KS3 and KS4: Government Curriculum Summary

The National Curriculum for computing aims to ensure that all pupils:

  • can understand and apply the fundamental principles and concepts of computer science, including abstraction, logic, algorithms and data representation
  • can analyse problems in computational terms, and have repeated practical experience of writing computer programs in order to solve such problems
  • can evaluate and apply information technology, including new or unfamiliar technologies, analytically to solve problems
  • are responsible, competent, confident and creative users of information and communication technology.

 

KS4: The Curriculum

The National Curriculum states:

  • All pupils must have the opportunity to study aspects of information technology and computer science at sufficient depth to allow them to progress to higher levels of study or to a professional career.
  • All pupils should be taught to:
    – develop their capability, creativity and knowledge in computer science, digital media and information technology
    – develop and apply their analytic, problem-solving, design, and computational thinking skills
    – understand how changes in technology affect safety, including new ways to protect their online privacy and identity, and how to identify and report a range of concerns.

 

Breckenbrough Computing Ethos

The main emphasis for computing here is to keep things educational, in-line with the curriculum, technical, challenging, interesting and fun.  The main focus is kept on key curriculum areas such as computational thinking, computer hardware and computer programming. We also do other things such as fun game designs, graphic design, and on-line safety as well as teaching basic computer maintenance.

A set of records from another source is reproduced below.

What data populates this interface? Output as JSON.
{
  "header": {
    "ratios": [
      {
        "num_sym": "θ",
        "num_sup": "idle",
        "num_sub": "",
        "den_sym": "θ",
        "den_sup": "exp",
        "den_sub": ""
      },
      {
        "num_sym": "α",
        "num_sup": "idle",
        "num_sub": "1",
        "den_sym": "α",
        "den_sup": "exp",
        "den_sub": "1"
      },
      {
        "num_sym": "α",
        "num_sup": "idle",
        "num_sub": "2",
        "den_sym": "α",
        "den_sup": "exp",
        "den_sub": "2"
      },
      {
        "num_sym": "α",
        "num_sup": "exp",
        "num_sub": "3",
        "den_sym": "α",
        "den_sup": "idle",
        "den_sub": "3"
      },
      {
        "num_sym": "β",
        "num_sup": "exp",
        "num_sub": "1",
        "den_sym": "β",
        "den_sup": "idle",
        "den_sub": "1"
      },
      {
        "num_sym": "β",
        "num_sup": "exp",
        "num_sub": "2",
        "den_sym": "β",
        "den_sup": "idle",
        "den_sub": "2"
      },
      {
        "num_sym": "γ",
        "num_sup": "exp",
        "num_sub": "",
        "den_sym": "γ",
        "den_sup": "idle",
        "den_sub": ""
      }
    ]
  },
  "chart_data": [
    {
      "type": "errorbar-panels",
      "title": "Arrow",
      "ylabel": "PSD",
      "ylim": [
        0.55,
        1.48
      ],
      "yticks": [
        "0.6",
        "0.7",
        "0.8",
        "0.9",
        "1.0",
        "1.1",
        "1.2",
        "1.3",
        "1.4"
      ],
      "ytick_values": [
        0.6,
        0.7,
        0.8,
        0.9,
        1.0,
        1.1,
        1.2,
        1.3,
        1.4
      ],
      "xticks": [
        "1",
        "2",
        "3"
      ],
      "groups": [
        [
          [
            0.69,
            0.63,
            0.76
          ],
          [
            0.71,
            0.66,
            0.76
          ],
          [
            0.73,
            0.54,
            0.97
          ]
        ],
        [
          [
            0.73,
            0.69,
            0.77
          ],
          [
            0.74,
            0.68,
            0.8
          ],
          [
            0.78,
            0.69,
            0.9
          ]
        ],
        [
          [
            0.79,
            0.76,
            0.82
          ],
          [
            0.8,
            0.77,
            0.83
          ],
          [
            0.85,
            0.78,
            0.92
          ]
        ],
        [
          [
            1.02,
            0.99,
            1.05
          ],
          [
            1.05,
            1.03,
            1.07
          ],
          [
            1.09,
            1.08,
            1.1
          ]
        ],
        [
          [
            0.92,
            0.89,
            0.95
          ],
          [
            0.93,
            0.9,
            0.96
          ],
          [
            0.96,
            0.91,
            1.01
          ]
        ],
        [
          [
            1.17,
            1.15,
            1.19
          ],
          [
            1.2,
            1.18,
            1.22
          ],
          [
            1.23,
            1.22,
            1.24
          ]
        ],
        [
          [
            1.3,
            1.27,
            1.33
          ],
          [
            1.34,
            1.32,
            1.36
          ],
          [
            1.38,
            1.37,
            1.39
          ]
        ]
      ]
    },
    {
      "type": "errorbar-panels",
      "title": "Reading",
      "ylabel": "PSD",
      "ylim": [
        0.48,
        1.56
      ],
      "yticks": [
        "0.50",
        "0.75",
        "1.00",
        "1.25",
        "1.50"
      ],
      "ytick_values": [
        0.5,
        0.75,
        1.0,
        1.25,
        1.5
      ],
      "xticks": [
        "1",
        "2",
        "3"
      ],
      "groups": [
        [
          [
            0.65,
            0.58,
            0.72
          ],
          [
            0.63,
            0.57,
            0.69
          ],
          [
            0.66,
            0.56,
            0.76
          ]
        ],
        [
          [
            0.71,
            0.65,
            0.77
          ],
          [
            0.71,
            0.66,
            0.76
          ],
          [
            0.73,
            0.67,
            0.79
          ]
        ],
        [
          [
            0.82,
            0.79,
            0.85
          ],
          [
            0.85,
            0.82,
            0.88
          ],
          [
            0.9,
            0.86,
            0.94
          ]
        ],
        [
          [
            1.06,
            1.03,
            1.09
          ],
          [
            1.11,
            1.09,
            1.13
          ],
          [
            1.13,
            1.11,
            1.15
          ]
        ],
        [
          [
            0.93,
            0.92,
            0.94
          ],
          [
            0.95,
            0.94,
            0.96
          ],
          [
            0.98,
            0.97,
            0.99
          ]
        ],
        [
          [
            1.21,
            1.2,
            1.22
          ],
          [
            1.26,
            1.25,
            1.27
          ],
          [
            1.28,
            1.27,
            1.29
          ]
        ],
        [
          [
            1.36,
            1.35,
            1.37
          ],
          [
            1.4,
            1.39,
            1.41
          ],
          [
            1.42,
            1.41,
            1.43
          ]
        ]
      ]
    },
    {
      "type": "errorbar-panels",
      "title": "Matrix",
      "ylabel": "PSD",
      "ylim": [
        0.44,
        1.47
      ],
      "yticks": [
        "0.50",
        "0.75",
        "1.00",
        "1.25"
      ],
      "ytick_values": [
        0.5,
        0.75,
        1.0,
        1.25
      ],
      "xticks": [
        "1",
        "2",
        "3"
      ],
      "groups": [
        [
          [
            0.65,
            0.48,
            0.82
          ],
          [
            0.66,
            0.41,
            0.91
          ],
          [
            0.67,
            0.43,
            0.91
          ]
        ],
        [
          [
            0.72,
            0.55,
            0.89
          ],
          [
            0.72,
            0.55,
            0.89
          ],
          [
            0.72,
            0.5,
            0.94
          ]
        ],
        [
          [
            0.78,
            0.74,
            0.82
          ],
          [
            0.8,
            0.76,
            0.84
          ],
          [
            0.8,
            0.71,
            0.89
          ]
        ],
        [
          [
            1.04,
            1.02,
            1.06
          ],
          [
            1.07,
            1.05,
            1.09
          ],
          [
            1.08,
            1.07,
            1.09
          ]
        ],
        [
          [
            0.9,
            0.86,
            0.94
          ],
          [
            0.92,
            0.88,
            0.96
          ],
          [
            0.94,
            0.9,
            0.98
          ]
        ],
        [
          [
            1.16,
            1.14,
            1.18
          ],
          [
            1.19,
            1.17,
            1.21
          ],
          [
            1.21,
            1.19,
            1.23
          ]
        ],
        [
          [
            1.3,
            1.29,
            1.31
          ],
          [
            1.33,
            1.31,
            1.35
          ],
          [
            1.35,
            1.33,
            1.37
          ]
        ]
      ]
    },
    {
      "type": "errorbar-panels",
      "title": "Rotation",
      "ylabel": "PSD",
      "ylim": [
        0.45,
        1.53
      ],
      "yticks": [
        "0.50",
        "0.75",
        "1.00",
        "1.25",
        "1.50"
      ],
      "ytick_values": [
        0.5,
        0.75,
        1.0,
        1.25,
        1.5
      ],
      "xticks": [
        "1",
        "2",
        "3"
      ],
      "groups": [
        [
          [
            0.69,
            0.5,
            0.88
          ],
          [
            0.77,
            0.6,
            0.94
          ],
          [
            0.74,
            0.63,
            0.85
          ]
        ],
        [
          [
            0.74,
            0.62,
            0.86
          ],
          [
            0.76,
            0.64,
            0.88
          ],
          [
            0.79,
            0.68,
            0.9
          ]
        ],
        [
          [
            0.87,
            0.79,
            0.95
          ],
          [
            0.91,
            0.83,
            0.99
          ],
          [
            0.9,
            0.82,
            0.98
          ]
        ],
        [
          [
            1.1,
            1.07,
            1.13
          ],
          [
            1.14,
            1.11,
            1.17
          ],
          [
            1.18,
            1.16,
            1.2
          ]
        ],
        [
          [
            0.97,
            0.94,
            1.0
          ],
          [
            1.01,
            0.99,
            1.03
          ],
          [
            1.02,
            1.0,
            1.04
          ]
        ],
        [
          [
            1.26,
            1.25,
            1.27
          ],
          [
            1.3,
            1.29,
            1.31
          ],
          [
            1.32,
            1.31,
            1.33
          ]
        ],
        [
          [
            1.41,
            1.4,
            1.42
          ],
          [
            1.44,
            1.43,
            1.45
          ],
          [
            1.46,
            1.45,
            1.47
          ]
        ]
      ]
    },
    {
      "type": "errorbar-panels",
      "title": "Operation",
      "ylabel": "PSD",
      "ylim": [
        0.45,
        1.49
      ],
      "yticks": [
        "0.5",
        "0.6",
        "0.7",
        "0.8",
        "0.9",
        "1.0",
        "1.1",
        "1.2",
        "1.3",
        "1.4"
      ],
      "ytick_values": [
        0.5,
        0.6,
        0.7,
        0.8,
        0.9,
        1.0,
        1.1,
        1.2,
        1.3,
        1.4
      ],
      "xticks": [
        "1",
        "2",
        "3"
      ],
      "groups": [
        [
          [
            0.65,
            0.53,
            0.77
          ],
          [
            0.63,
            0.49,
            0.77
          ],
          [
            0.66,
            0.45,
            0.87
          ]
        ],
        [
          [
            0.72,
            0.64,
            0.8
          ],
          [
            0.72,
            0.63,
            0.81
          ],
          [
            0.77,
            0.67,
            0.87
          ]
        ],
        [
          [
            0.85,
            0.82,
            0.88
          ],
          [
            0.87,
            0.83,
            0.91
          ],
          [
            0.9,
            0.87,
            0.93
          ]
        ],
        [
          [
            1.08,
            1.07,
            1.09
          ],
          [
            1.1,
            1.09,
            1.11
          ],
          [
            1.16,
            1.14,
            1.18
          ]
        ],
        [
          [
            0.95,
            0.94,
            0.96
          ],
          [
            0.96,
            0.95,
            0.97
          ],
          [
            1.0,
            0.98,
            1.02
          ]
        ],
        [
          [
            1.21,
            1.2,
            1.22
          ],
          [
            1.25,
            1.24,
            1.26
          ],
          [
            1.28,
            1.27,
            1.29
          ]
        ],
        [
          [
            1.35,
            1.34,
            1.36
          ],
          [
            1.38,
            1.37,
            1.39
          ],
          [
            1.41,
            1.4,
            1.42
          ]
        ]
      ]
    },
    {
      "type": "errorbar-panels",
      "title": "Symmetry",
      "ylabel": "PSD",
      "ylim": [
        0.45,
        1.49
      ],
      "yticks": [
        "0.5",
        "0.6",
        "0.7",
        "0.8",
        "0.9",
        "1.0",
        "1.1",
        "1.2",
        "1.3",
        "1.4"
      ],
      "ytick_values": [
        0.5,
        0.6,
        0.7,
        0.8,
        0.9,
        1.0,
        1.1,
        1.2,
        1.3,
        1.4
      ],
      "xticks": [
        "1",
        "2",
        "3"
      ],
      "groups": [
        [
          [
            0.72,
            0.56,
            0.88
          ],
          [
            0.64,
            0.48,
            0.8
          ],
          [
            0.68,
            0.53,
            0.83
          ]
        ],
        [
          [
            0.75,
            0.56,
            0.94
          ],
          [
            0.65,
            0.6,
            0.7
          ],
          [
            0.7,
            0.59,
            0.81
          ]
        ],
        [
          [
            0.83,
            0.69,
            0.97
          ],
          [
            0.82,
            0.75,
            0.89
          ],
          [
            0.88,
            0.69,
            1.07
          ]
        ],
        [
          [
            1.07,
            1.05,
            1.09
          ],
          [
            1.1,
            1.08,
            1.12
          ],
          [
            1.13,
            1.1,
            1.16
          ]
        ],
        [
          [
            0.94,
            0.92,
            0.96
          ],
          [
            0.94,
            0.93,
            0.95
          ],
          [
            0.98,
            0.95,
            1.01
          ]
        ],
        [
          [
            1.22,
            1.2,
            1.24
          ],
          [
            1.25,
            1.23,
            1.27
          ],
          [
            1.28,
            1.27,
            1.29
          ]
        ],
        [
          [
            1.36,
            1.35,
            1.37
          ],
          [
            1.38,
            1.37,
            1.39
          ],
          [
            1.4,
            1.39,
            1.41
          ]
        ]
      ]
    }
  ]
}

For variation, we also use Lego Mind Storm to build, plan and record data. We use a stand-alone computer, which is separated from the school network for game designing using a program called Game Maker. This computer is also used for games research as proper PC games are not allowed on the normal networked computers. This provides the opportunity for students to really expand their learning and explore computing beyond the constraints of the school network within a safe and supported environment.

Recently we have created 5 new Raspberry Pi stations. They provide the ability to program and code in Python, Java and Linux.

KS4 is based on OCR GCSE Computing (J275). This course is made up of two controlled assessments and one written paper exam. The controlled assessment projects make up 60% and the written exam 40% of the overall course and mark.

The two controlled assessment projects comprise; research, computational planning, programming, and creating automated programming models. The programming languages used for these projects are flexible and based on student’s abilities. They are allowed to use a programming language of their own choice.